Chemokine‐Based Injectable Navigation System for Enhancing CAR‐T Cell Therapy Against Solid Tumors

Chimeric antigen receptor (CAR)‐T cell therapy has demonstrated poor efficacy for solid tumors. The low number and poor functional persistence of CAR‐T cells in tumors are the main limiting factors. Here a Chemokine‐based Injectable platform for enhancing adoptive T cells’ Efficacy (CITE) is presented. CITE consists of peritumorally‐injected immunogel co‐loading chemotactic CXCL9 particles with PD‐1 antibody (aPD1) and intravenously‐infused tumor‐penetrating peptide iRGD. Immunogel formed drug depots and allowed sustained release of cargo peritumorally while iRGD facilitated tumor infiltration of gel‐released drugs, thus remarkably increasing the amount of CXCL9 and aPD1 in the tumor.

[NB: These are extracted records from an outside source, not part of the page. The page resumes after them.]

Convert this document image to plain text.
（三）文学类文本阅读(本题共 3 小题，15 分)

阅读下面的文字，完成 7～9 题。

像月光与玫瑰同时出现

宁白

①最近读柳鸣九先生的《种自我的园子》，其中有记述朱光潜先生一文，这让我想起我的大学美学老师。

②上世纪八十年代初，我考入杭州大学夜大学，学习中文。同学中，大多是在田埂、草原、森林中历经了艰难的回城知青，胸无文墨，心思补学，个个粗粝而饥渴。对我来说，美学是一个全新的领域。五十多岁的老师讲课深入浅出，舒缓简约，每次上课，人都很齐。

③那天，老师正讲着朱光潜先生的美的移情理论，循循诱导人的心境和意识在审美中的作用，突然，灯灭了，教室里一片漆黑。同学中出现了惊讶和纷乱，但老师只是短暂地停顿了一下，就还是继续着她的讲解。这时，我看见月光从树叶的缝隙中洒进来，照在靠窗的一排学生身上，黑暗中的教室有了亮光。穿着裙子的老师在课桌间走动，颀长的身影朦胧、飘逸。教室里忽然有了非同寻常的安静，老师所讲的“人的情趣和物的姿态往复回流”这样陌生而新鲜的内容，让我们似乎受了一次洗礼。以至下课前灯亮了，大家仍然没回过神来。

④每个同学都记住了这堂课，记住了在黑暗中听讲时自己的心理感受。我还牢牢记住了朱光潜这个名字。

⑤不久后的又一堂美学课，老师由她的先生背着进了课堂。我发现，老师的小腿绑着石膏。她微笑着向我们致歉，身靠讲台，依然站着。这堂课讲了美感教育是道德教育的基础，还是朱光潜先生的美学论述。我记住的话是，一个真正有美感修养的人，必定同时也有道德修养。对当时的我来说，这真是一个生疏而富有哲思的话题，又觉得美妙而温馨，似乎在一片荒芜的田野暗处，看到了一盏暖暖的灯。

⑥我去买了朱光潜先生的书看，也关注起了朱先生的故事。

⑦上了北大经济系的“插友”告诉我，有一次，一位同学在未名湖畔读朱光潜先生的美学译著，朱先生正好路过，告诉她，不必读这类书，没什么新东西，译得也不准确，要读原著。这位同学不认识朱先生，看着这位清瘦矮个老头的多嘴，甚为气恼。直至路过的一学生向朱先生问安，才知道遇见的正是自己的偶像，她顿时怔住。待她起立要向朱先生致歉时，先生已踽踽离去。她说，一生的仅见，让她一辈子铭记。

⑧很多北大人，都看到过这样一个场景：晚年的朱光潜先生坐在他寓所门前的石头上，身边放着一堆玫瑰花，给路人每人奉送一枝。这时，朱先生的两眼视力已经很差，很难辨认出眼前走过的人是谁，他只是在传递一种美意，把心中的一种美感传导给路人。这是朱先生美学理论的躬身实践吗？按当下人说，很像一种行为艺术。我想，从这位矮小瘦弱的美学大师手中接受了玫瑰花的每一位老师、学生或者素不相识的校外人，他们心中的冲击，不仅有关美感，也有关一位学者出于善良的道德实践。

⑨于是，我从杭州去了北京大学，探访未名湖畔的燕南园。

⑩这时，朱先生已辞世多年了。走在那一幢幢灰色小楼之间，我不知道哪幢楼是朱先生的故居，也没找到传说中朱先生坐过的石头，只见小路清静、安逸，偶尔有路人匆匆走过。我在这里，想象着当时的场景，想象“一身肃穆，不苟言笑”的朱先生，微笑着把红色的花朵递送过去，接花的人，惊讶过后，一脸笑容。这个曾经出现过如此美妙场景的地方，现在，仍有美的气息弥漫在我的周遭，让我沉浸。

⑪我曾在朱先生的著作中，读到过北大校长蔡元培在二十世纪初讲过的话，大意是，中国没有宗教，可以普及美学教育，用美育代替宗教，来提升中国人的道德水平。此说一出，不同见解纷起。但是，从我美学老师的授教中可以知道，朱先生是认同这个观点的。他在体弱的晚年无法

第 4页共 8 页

CITE induced an effective chemotactic gradient to promote the tumor‐specific migration of CAR‐T cells and boosted the function of infiltrated T cells by blocking immunosuppression via a two‐in‐one approach. Consequently, CITE yielded a 218‐fold increase in the intratumoral number of transferred T cells and substantially improved the efficacies of transferred T cell receptor (TCR)‐T cells and CAR‐T cells in multiple syngeneic tumor models, including immunologically “cold” tumors, in immunocompetent mice. More importantly, CITE enhanced systemic antitumor immunity and elicited immune memory, enabling CITE to treat multimodal, metastatic, and recurrent tumors. CITE is broadly applicable to adoptive cell therapies involving CAR‐T or TCR‐T cells. The CITE (Chemokine‐based Injectable platform for boosting adoptive T cells’ Efficacy) system promotes the tumor‐specific migration of CAR‐T cells and boosts the function of infiltrated T cells via a two‐in‐one approach, thus substantially improving the efficacies of CAR‐T cells to solid tumors. CITE also enhances systemic antitumor immunity and elicits immune memory, enabling CITE to treat multimodal, metastatic and recurrent tumors.